A las nueve de la noche aquellos parajes quedaron hundidos en profunda obscuridad, bien que el sol en tal época no descendiera aun bajo el horizonte.
Quiso el capitán Len Guy asegurarse de que los hombres habían vuelto al campamento y prevenir así toda imprudencia de su parte, y llamó a lista.
Cada uno, después de responder, fue a su sitio bajo las tiendas, donde los faroles embrumados no despedían más que luz débil.
El mestizo fue el único que no contestó, aunque el contramaestre repitió varias veces su nombre con fuerte
voz.
Hurliguerly esperó algunos minutos.
Dirk Peters no pareció.
¿Había, pues, quedado junto a la canoa?; era probable, aunque inútil, pues nuestra embarcación no corría el riesgo de ser robada en aquel tiempo de nieblas.
—¿Es que nadie ha visto a Dirk Peters durante, el día? —preguntó el capitán Len Guy.
—Nadie —respondió el contramaestre.
—¿Ni al mediodía en la comida?
—No, capitán, y, sin embargo, él no debía de tener provisiones.
—¿Le habrá, pues, sucedido alguna desgracia?
—¡No es de temer! —exclamó el contramaestre—. Aquí Dirk Peters está en su elemento, y en medio de las brumas debe sentir la despreocupación de un oso polar… ¡Ya ha salido con bien una vez…, y saldrá otra!
Dejé hablar a Hurliguerly, sabiendo bien por qué el mestizo se mantenía aparte. En todo caso, desde el momento en que Dirk Peters se obstinaba en no responder, y los gritos del contramaestre habían debido llegar hasta él, era imposible ponerse en su busca.
Aquella noche estoy seguro que, salvo Endicott, tal vez, nadie pudo dormir. Se ahogaba uno bajo las tiendas, en las que faltaba oxígeno. Además, más o menos, todos sentíamos una impresión muy particular, especie de presentimiento extraño, corno si nuestra situación fuera a modificarse para mejor o peor, admitiendo que pudiera empeorar.
La noche transcurrió sin alarma, y a las seis de la mañana todos salieron fuera a respirar un aire más saludable.
El mismo estado meteorológico que la víspera, con brumas de extraordinaria densidad. Se advirtió que el barómetro había subido demasiado aprisa, es cierto, para que la altura, se tomara en serio. La columna marcaba 767 milímetros, el máximo a que había llegado desde que la
Halbrane
pasó el círculo antártico.
Otros indicios había también que debíamos tener en cuenta.

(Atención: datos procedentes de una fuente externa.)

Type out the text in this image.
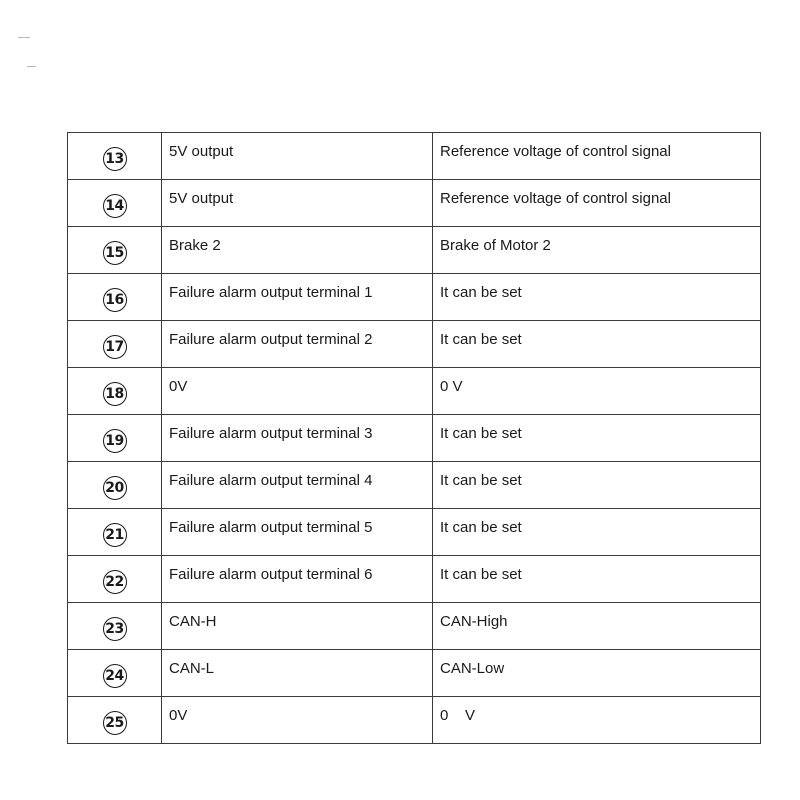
13	5V output	Reference voltage of control signal

14	5V output	Reference voltage of control signal

15	Brake 2	Brake of Motor 2

16	Failure alarm output terminal 1	It can be set

17	Failure alarm output terminal 2	It can be set

18	0V	0 V

19	Failure alarm output terminal 3	It can be set

20	Failure alarm output terminal 4	It can be set

21	Failure alarm output terminal 5	It can be set

22	Failure alarm output terminal 6	It can be set

23	CAN-H	CAN-High

24	CAN-L	CAN-Low

25	0V	0    V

El viento, que refrescaba —viento del Sur desde que habíamos pasado el polo austral—, no tardó en soplar con violencia brisa de dos rizos, como dicen los marinos. Los ruidos de fuera se oían ya más distintamente al través del espacio barrido por las corrientes atmosféricas.
A eso de las nueve el
ice–berg
se descubrió repentinamente de su sombrero de vapores.
¡Indescriptible cambio de decoración, que una varita mágica no hubiera realizado en menos tiempo ni con mayor resultado!